• Emergency Contraception

Emergency contraception can prevent pregnancy after unprotected sex or if the contraception you have used has failed – e.g. a missed pill or split condom.

  1. Tablets/ “Morning After pill”: Orally administered pills taken within 72 hours (3 days) of sex, to prevent pregnancy. This form of contraception works by stopping or delaying the release of an egg.
  2. Non-hormonal IUCD Insertion: The intrauterine device (IUCD), is a small, T-shaped plastic and copper device that is put into a woman’s uterus, by a doctor or nurse. The copper is used to stop the egg from implanting in your uterus or being fertilized. The IUCD can be inserted up to 5 days after unprotected sex, or up to 5 days after the earliest time you could have ovulated, to prevent pregnancy. This method of contraception can be chosen to be left in & be used as an ongoing method of contraception.
  • IUCD’S

The intrauterine device (IUCD), is a small, T-shaped plastic and copper device that is put into a woman’s uterus, by a doctor or nurse. The copper released to stop the egg implanting in your uterus or being fertilized. The following services are performed by a trained nurse at our facilities, using our non-hormonal IUCD’s or a patient’s own, separately bought IUCD from any other healthcare facility.

  1. IUCD Insertion
  2. IUCD Check-up
  3. IUCD Removal
  • Injections

The contraceptive injection releases the hormone progestogen into your bloodstream to prevent pregnancy, by preventing the release of an egg (ovulation) each month. The injection also thickens the cervical mucus, making it difficult for sperm to move through the cervix, and thins the lining of the womb as a fertilized egg is less likely to implant itself.

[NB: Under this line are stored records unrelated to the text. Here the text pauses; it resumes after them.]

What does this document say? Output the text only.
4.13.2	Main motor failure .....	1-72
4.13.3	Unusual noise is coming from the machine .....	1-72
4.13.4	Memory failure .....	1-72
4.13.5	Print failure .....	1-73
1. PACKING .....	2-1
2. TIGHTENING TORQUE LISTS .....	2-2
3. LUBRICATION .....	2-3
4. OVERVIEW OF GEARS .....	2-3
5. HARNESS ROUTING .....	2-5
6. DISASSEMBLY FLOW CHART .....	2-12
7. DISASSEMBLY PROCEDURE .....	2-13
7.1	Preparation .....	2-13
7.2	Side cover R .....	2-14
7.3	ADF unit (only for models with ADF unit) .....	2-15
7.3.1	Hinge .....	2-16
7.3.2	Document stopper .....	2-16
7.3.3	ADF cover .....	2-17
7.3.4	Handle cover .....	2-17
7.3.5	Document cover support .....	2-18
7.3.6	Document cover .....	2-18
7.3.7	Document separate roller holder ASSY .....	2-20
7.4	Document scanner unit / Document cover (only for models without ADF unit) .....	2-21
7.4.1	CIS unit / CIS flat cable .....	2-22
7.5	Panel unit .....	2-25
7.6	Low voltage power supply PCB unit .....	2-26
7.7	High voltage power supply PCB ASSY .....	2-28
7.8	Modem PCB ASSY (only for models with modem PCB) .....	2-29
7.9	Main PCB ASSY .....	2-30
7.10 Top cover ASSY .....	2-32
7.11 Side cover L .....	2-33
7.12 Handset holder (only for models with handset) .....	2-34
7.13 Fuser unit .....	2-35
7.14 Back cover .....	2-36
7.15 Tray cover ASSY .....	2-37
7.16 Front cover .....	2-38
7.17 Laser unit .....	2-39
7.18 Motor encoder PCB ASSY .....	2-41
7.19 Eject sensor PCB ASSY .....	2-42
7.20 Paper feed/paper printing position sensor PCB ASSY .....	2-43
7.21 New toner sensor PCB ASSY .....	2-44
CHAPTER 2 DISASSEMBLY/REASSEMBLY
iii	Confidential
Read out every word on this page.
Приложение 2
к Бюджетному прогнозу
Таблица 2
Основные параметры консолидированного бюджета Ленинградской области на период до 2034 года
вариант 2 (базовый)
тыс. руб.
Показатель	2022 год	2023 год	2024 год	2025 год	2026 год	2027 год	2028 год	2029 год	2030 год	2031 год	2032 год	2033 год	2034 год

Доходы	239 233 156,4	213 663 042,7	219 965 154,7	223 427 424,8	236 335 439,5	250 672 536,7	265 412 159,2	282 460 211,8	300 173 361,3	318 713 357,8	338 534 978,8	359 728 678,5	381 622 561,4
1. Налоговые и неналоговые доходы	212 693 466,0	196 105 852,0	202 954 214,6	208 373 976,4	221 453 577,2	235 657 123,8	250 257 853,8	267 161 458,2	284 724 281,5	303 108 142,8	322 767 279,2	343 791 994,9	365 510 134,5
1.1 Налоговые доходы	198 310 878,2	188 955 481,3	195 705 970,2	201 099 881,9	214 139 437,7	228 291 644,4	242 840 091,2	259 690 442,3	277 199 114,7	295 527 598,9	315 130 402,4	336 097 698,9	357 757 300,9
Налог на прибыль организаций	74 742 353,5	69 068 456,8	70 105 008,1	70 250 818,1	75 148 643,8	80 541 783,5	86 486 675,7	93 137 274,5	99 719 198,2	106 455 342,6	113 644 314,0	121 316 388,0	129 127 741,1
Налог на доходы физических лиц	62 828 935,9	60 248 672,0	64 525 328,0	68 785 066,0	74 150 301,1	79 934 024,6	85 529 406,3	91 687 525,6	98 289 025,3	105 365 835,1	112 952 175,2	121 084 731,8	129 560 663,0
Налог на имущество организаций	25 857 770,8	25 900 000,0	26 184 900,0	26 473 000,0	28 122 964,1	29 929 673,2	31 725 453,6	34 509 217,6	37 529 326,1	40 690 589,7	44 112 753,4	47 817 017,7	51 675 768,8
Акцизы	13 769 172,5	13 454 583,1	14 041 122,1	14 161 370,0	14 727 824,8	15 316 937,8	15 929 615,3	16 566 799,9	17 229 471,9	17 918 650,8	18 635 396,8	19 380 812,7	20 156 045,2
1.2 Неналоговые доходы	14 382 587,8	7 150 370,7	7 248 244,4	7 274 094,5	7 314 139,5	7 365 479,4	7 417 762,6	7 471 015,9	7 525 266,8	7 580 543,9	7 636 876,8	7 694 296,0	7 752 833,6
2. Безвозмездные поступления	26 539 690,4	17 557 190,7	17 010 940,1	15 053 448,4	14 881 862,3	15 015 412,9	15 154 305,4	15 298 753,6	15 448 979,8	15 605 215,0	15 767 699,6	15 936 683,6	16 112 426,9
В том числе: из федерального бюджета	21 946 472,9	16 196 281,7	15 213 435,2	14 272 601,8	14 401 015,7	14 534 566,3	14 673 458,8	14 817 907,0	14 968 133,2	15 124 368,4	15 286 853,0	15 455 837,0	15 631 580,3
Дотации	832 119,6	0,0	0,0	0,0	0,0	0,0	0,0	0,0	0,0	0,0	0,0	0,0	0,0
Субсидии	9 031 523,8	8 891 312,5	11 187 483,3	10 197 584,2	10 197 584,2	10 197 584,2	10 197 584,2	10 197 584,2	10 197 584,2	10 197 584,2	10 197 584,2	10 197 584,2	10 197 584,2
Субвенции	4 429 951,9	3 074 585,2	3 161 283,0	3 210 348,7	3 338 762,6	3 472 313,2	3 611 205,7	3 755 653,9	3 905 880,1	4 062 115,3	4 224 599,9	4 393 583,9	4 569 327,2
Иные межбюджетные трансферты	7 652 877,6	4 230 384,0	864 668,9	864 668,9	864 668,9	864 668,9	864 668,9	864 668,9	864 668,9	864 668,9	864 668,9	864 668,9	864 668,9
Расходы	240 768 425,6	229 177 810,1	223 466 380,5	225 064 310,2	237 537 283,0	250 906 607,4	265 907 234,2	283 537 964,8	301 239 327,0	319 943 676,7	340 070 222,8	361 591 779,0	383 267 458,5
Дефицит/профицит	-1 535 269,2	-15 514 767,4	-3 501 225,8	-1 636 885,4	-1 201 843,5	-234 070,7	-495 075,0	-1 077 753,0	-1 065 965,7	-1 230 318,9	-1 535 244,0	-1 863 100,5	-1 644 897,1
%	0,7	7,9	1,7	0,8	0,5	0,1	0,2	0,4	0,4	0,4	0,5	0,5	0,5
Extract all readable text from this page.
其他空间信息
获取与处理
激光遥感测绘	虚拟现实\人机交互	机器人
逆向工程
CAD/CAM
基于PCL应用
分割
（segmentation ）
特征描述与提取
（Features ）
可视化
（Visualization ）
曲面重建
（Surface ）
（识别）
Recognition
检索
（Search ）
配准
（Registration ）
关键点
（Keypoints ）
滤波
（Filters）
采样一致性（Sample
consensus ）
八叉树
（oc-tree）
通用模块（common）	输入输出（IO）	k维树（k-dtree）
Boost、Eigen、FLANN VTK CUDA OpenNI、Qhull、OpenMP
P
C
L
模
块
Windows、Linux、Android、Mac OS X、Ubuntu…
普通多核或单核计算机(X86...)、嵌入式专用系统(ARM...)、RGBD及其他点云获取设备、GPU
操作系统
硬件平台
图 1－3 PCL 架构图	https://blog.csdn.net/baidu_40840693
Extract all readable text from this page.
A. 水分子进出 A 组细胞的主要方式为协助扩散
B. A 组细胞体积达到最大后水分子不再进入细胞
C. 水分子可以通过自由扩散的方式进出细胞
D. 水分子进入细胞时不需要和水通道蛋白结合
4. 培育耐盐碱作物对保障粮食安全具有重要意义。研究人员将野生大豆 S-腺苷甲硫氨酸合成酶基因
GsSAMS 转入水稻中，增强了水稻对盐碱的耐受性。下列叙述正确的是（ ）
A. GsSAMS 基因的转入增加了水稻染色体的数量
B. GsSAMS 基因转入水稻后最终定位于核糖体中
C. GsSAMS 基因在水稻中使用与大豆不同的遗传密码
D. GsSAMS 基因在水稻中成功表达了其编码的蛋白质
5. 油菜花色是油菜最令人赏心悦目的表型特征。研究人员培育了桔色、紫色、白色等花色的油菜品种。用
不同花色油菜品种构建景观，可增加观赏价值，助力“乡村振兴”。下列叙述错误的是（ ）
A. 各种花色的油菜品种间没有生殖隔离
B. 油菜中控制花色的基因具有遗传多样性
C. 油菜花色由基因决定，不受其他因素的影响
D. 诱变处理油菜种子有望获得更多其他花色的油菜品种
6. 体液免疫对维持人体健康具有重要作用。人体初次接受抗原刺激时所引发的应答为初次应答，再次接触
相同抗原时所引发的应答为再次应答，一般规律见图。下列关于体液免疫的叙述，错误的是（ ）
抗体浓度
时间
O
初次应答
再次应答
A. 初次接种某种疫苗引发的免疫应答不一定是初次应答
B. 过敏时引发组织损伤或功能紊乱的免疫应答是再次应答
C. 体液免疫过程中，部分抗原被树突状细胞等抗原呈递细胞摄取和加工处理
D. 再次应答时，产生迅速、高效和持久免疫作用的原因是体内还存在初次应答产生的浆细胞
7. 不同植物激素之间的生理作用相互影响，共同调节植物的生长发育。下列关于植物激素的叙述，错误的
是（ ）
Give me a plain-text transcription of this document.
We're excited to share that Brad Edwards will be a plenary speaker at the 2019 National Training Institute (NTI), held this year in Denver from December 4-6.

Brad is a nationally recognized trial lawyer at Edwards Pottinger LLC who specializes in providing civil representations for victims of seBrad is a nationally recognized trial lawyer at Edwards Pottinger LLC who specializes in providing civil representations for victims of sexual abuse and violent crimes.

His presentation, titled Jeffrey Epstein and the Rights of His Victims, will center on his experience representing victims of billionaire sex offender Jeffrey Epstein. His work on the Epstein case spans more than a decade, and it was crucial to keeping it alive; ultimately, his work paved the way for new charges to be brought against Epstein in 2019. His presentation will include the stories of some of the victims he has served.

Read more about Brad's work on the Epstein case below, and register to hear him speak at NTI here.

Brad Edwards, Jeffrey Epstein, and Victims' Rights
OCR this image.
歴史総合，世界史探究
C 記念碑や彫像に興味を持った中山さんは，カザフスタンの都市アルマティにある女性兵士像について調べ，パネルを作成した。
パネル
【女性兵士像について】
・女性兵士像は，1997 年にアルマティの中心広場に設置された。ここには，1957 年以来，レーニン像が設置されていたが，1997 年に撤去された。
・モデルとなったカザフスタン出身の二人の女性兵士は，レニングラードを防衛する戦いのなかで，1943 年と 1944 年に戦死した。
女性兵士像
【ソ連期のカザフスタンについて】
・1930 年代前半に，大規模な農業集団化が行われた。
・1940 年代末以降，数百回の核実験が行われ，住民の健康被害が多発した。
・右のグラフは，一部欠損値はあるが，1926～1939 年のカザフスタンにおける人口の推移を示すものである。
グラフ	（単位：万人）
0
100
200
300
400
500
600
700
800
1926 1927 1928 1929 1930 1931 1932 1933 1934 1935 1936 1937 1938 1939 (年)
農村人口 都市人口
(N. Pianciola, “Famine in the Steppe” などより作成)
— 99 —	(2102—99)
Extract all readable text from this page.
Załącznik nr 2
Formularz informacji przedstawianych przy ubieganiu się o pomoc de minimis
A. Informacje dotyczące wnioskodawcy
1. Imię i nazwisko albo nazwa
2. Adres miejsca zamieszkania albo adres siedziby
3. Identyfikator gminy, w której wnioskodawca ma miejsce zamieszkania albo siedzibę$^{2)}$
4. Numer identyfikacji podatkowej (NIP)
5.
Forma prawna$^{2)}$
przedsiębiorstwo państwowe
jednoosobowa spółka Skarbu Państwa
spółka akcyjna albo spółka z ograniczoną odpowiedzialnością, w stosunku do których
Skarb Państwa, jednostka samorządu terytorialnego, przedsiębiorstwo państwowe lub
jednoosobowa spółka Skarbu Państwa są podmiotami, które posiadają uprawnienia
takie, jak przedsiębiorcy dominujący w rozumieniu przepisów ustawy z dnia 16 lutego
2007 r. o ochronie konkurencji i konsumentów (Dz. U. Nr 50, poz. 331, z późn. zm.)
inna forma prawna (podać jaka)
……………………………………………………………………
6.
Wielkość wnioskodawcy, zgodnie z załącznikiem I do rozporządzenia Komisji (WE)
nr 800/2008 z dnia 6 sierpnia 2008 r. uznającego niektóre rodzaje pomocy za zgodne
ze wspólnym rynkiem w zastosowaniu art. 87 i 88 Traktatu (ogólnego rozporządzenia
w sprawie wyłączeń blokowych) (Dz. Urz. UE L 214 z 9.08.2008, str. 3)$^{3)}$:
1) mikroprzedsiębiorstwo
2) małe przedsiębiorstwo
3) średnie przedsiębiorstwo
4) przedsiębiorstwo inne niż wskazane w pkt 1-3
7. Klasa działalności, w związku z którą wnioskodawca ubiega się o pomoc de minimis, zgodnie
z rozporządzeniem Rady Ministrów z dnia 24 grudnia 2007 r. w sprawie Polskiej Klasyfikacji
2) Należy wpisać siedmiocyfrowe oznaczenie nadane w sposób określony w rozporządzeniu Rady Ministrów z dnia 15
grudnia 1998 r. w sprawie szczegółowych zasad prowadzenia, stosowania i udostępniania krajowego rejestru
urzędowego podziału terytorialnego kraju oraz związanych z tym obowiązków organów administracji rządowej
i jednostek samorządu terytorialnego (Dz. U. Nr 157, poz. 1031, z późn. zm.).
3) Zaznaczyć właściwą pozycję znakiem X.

  1. Nur-Isterate: This injection lasts 8 weeks
  2. Depo Provera: This injection lasts 12 weeks
  • Contraceptive Tablets

“The pill”, contains artificial versions of female hormones oestrogen and progesterone, which women produce naturally in their ovaries. This orally administered, form of contraception tries to stop a man’s sperm from reaching one of the woman’s eggs, also known as fertilization, by keeping the egg and sperm apart or by stopping the release of an egg (ovulation).

Nordette: 28 tablets

Triphasil: 28 tablets

  • Evra Patch

The contraceptive patch is a small sticky patch that releases hormones into your bloodstream, through your skin, to prevent pregnancy. The patch contains the same hormones as the contraceptive pills & also prevents the release of an egg each month (ovulation). It also thickens cervical mucus, making it more difficult for sperm to move through the cervix, and thins the womb lining so a fertilized egg is less likely to be able to implant itself. The patch is self-applicable at home.